Why is empty base optimization forbidden when the empty base class is also a member variable?

Question

Empty base optimization is great. However, it comes with the following restriction:

Empty base optimization is prohibited if one of the empty base classes is also the type or the base of the type of the first non-static data member, since the two base subobjects of the same type are required to have different addresses within the object representation of the most derived type.

To explain this restriction, consider the following code. The static_assert will fail. Whereas, changing either Foo or Bar to instead inherit from Base2 will avert the error:

#include <cstddef>

struct Base  {};
struct Base2 {};

struct Foo : Base {};

struct Bar : Base {
    Foo foo;
};

static_assert(offsetof(Bar,foo)==0,"Error!");

I understand this behavior completely. What I do not understand is why this particular behavior exists. It was obviously added in for a reason, since it is an explicit addition, not an oversight. What is a rationale for this?

In-particular, why should the two base subobjects be required to have different addresses? In the above, Bar is a type and foo is a member variable of that type. I don't see why the base class of Bar matters to the base class of the type of foo, or vice-versa.

Indeed, I if anything, I would expect that &foo is the same as the address of the Bar instance containing it—as it is required to be in other situations ⁽¹⁾. After-all, I'm not doing anything fancy with virtual inheritance, the base classes are empty regardless, and the compilation with Base2 shows that nothing breaks in this particular case.

But clearly this reasoning is incorrect somehow, and there are other situations where this limitation would be required.

Let's say answers should be for C++11 or newer (I'm currently using C++17).

_{^{(1) Note: EBO got upgraded in C++11, and in-particular became mandatory for StandardLayoutTypes (though Bar, above, is not a StandardLayoutType).}}

Answer 1

Ok, it seems as if I had it wrong all the time, since for all my examples there need to exist a vtable for the base object, which would prevent empty base optimization to start with.
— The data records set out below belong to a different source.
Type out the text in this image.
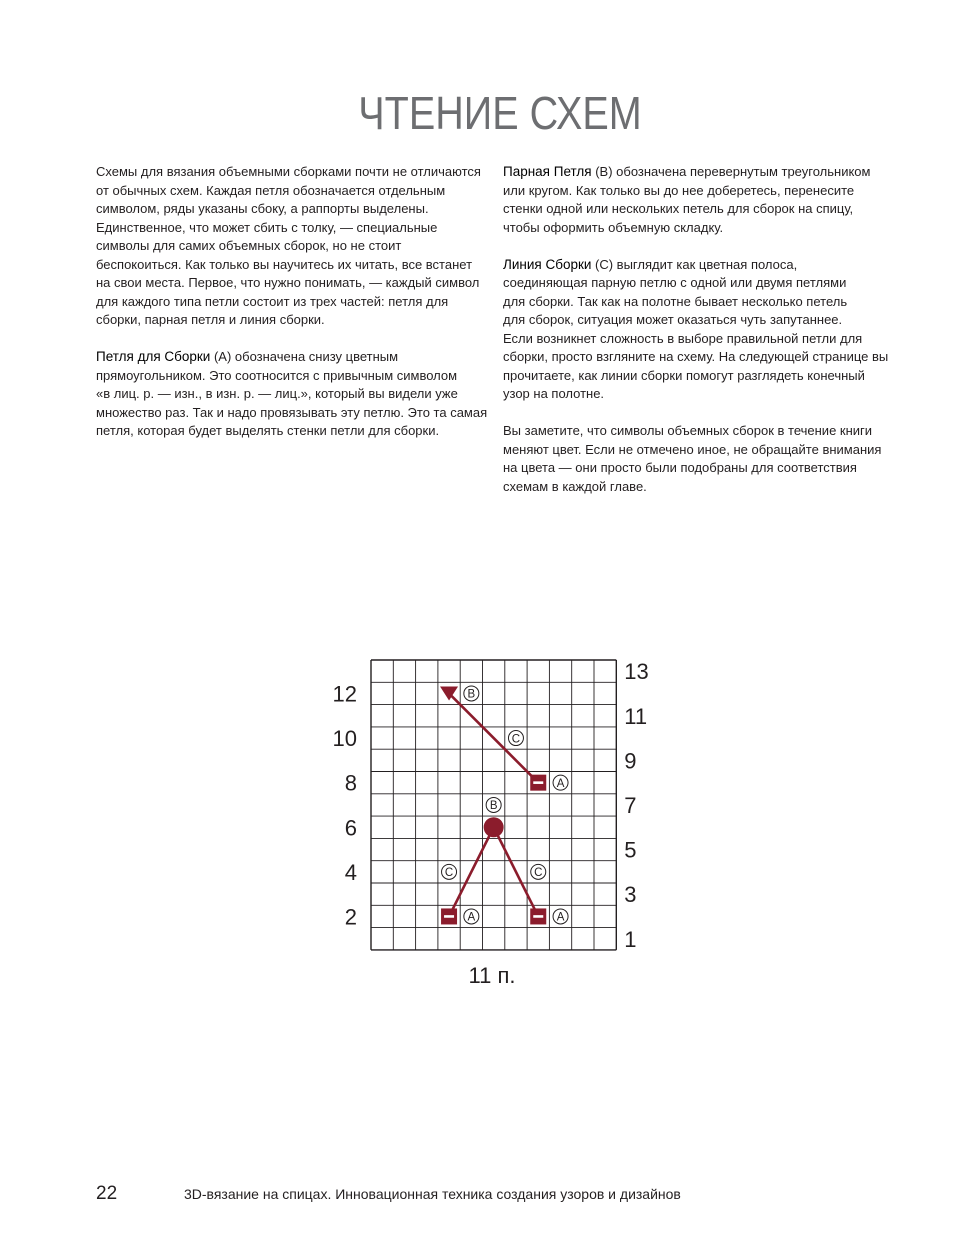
ЧТЕНИЕ СХЕМ

Схемы для вязания объемными сборками почти не отличаются
от обычных схем. Каждая петля обозначается отдельным
символом, ряды указаны сбоку, а раппорты выделены.
Единственное, что может сбить с толку, — специальные
символы для самих объемных сборок, но не стоит
беспокоиться. Как только вы научитесь их читать, все встанет
на свои места. Первое, что нужно понимать, — каждый символ
для каждого типа петли состоит из трех частей: петля для
сборки, парная петля и линия сборки.

Петля для Сборки (A) обозначена снизу цветным
прямоугольником. Это соотносится с привычным символом
«в лиц. р. — изн., в изн. р. — лиц.», который вы видели уже
множество раз. Так и надо провязывать эту петлю. Это та самая
петля, которая будет выделять стенки петли для сборки.

Парная Петля (B) обозначена перевернутым треугольником
или кругом. Как только вы до нее доберетесь, перенесите
стенки одной или нескольких петель для сборок на спицу,
чтобы оформить объемную складку.

Линия Сборки (C) выглядит как цветная полоса,
соединяющая парную петлю с одной или двумя петлями
для сборки. Так как на полотне бывает несколько петель
для сборок, ситуация может оказаться чуть запутаннее.
Если возникнет сложность в выборе правильной петли для
сборки, просто взгляните на схему. На следующей странице вы
прочитаете, как линии сборки помогут разглядеть конечный
узор на полотне.

Вы заметите, что символы объемных сборок в течение книги
меняют цвет. Если не отмечено иное, не обращайте внимания
на цвета — они просто были подобраны для соответствия
схемам в каждой главе.

1
3
5
7
9
11
13
2
4
6
8
10
12
A	A
A
B
B
C
C	C
11 п.
22	3D-вязание на спицах. Инновационная техника создания узоров и дизайнов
I will let the examples stand since I think they give some interesting examples of why unique addresses are normally a good thing to have.

Having studied this whole more in depth, there is no technical reason for empty base class optimization to be disabled when the first member is of the same type as the empty base class. This just a property of the current C++ object model.

But with C++20 there will a new attribute [[no_unique_address]] that tells the compiler that a non-static data member may not need a unique address (technically speaking it is potentially overlapping [intro.object]/7).

This implies that (emphasis mine)

The non-static data member can share the address of another non-static data member or that of a base class, [...]

hence one can "reactivate" the empty base class optimization by giving the first data member the attribute [[no_unique_address]]. I added an example here that shows how this (and all other cases I could think of) works.

Wrong examples of problems through this

Since it seems that an empty class may not have virtual methods, let me add a third example:

int stupid_method(Base *b) {
  if( dynamic_cast<Foo*>(b) ) return 0;
  if( dynamic_cast<Bar*>(b) ) return 1;
  return 2;
}

Bar b;
stupid_method(&b);  // Would expect 0
stupid_method(&b.foo); //Would expect 1

But the last two calls are the same.

Old examples (Probably don't answer the question since empty classes may not contain virtual methods, it seems)

Consider in your code above (with added virtual destructors) the following example

void delBase(Base *b) {
    delete b;
}

Bar *b = new Bar;
delBase(b); // One would expect this to be absolutely fine.
delBase(&b->foo); // Whoaa, we shouldn't delete a member variable.

But how should the compiler distinguish these two cases?

And maybe a bit less contrived:

struct Base { 
  virtual void hi() { std::cout << "Hello\n";}
};

struct Foo : Base {
  void hi() override { std::cout << "Guten Tag\n";}
};

struct Bar : Base {
    Foo foo;
};

Bar b;
b.hi() // Hello
b.foo.hi() // Guten Tag
Base *a = &b;
Base *z = &b.foo;
a->hi() // Hello
z->hi() // Guten Tag

But the last two are the same if we have empty base class optimization!